Neural networks - a function that is so flexible to be used to solve for any given problem SGD - a mechanism for automatically updating weight for every problem

The whole training loop of any ML task:

image

This week in the group we were looking more into Second half of Chapter 4 which covers the gradient descent, specifically stochastic gradient descent. As a whole the week 5 was pretty code intensive and let’s looks the whole things covered this week section by section from middle of chapter 4.

image

Since last week covered we checked how to classify 3s and 7s with pixel similarity. I was trying to classify and do all the steps using the full MNIST dataset which can be found in this Kaggle notebook.

I am sharing rough notes of each section for a better clarity, for me on what we covered in each section of Chapter 4:

Stochastic Gradient Descent

It consists of seven steps:

  • Initialize
  • Predict
  • Loss
  • Calculate gradient(weight assignment)
  • Step (repeat forever)
  • Stop

Calculating Gradients

Stepping with a learning rate

End to End SGD

The MNIST Loss Function

  • In Pytorch, there view function(-1, 28*28), to convert a rank3-tensor(matrix) to rank-2 tensor(vectors).
  • Took training and valdataion_dataset
  • Used it with a model, initialized by init_params() for weights and bias which are parameters in ML model.
  • We used a linear model
def linear1(xb):
  return xb@weight + bias

Then used mnist_loss() function which is calculation difference with loss and targets

Sigmoid function

  • made predictions of our function smoothen b/w vlaue 0 and 1 with sigmoid in mnist_loss()

SGD and mini batches

DataLoader can take inputs and split inputs to small batrch to process things in GPU memory. WHole dataset need not always fit in memory

Putting it together

-We are implementing gradient descent algorithm(7 steps here)
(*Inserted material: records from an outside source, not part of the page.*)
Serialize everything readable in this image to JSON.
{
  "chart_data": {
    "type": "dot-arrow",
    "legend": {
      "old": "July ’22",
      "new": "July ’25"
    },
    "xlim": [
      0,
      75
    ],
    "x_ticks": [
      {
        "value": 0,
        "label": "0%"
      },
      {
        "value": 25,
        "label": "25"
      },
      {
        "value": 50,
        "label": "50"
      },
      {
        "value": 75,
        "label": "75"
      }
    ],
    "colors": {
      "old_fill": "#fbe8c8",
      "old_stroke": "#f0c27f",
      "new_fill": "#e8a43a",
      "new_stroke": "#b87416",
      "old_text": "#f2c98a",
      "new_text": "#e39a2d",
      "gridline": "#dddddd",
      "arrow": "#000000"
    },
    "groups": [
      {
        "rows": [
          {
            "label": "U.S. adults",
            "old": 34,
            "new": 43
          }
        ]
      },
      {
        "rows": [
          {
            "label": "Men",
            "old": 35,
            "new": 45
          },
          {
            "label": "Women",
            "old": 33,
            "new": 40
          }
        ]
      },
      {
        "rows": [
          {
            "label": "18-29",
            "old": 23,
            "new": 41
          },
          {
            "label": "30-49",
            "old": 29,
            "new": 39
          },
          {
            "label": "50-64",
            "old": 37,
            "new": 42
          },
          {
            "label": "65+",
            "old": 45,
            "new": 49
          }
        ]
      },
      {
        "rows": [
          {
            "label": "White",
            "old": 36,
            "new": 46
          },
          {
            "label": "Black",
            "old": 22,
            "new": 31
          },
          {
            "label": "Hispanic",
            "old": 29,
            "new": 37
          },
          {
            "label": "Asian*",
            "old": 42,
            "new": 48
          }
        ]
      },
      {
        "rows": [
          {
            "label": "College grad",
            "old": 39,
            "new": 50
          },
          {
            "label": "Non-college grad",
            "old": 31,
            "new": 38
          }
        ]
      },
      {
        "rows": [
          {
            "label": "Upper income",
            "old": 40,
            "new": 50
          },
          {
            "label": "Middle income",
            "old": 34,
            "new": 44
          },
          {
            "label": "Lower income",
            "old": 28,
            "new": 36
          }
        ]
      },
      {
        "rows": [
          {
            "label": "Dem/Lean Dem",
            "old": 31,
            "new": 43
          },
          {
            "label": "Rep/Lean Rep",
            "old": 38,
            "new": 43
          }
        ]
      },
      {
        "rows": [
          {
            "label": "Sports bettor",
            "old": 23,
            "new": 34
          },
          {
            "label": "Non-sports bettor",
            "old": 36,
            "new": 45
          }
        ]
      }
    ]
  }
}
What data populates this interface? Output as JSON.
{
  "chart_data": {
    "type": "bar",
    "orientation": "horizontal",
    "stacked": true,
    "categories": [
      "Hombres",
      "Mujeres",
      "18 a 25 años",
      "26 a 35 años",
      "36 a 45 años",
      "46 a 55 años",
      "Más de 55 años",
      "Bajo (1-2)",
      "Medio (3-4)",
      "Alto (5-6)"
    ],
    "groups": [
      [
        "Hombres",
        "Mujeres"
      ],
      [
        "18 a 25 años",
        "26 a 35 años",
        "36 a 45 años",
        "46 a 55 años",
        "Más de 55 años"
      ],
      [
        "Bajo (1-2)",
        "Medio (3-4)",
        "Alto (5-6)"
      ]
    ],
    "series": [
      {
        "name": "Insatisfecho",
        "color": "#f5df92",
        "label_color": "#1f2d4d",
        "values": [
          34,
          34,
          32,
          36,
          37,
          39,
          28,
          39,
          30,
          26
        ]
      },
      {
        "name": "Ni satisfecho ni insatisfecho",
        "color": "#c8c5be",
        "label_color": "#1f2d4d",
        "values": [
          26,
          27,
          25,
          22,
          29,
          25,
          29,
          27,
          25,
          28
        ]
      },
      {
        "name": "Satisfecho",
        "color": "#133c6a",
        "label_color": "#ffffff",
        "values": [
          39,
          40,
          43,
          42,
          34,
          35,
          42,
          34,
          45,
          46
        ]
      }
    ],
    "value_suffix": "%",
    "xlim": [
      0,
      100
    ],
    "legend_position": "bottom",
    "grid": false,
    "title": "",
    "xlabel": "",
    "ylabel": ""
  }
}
  • call init_params, define train_dl and valid_dl, calculate the gradients(calc_gradients)
  • Then train_epoch
  • batch_accuracy
  • validate_epoch

finally 96% acuracy

Creating an optimizer

  • Used Basic Optim Class maethod
  • modified training_epoch function
  • new train_model func()

Got 97% accuracy

Using a non-linearity

  • Use an optimizer like relu
  • Use a Learner, more accruacy imporvement

In the book after this step got 98.2%

Going Deeper

dls = ImageDataLoaders.from_folder(path)
learn = cnn_learner(dls, resnet18, pretrained=False,
                    loss_func=F.cross_entropy, metrics=accuracy)
learn.fit_one_cycle(1, 0.1)

got 99% accuracy

After the lesson, I tried answering the questionnare at the end of chapter and I scored: 20/37. I wanted to just turn up this week by writing this blogpost.

There are 2 types of people. Players and commentators. Players don’t stop playing to listen to the commentators. They just play their game.

  • Prashant Choubey